Later he would be separated from his wife, in 1949. In 1951 he would remarry Clare Britton, who would be analyzed by Klein after emigrating to Canada his previous therapist. They would not be able to establish a good relationship, considering the first that the second was a bad analyst and the second that Clare was too aggressive to be analyzed.

Donald Woods Winnicott also worked with psychotic patients . It is also known the opposition of this author to treatments such as electroshock both these and other types of patients.

During all that time his work evolved, incorporating different concepts based on Klein's theory, Anna Freud's more orthodox postulates and pediatric practice. His contribution was of great importance in the development of psychoanalysis.

Winnicott died in 1971 because of a cardiac arrest.

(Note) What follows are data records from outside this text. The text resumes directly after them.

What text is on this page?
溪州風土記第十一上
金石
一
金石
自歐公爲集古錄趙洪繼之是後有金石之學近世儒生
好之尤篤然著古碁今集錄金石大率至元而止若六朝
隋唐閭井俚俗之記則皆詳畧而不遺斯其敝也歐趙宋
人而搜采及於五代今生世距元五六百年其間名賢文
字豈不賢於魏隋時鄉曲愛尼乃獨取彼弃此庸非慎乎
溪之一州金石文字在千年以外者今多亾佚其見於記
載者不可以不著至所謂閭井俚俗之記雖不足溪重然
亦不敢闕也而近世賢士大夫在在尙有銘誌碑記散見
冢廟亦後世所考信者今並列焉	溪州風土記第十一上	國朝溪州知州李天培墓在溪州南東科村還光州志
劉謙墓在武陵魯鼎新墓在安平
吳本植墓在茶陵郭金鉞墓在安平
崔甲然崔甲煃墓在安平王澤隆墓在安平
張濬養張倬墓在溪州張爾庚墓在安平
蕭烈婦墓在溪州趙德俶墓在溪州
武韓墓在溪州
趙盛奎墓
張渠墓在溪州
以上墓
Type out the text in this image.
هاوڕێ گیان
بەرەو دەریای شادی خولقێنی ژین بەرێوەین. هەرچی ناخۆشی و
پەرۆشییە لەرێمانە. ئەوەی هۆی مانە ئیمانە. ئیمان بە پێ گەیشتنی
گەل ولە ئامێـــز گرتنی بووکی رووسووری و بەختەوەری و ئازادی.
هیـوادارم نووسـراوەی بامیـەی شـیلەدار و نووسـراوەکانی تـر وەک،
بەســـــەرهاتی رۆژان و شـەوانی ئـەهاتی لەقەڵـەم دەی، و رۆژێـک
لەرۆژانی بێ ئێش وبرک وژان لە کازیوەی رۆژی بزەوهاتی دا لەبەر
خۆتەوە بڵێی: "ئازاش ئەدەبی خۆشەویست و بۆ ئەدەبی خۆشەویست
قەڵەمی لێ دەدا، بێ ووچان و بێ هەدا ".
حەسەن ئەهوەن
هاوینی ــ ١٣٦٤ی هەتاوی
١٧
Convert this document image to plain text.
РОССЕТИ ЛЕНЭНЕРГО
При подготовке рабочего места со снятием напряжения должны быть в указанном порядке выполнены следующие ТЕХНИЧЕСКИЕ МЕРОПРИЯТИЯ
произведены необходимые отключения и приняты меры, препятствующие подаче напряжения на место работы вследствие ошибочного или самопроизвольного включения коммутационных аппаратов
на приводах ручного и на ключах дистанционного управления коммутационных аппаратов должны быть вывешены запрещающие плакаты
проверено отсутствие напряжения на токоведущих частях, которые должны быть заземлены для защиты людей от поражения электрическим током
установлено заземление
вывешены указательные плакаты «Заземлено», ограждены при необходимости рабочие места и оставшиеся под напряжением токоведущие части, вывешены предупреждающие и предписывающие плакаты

Contributions to psychoanalysis

Throughout his career, Winnicott would develop his own thought of great relevance in the psychoanalytic field, based on various concepts derived from both the Kleinian influence and more orthodox positions within the psychoanalytic work.

His work focused on the dyadic mother-child relationship , considering the father a support for the maintenance of the family nucleus. The mother is a fundamental figure in the psychological development of the child, being the emotional behavior of the child that will determine if the baby can reach his true self by serving as auxiliary.

Another aspect that would take into account is the holding or maintenance behavior of the mother to the baby, which allows the baby to acquire security and feel loved allowing him to integrate the representation of himself and others.

It would establish that throughout the development the human being goes through different phases in that there is at first an absolute dependence of the baby towards the parents in which it is not able to contain the anguish, so from six months start to be aware of the need of these and their care and express their need, until finally it is advancing towards an increasing independence.

A concept of great importance that Winnicott created is that of transitional object as that which allows the child to establish a differentiation between the ego and the non-ego and which allows him to reduce the anxiety in the absence of the mother to the child. provide them with narcissistic libido and libido . Also important are transitional phenomena such as babbling, phenomena and actions that the child does with the same purpose and that allow the progressive individuation and socialization.

Bibliographic references:

  • Almond, M.T .; Díaz, M. & Jiménez, G. (2012). Psychotherapies CEDE Preparation Manual PIR, 06. CEDE: Madrid.
  • Kahr, Brett (1999). Donald Woods Winnicott: Portrait and biography. Madrid: New Library Editorial.

BREVE HISTORIA DE LAS PSICOTERAPIAS (parte 3) - Hans Eysenck y John Bowlby - PSICO VLOG (March 2024).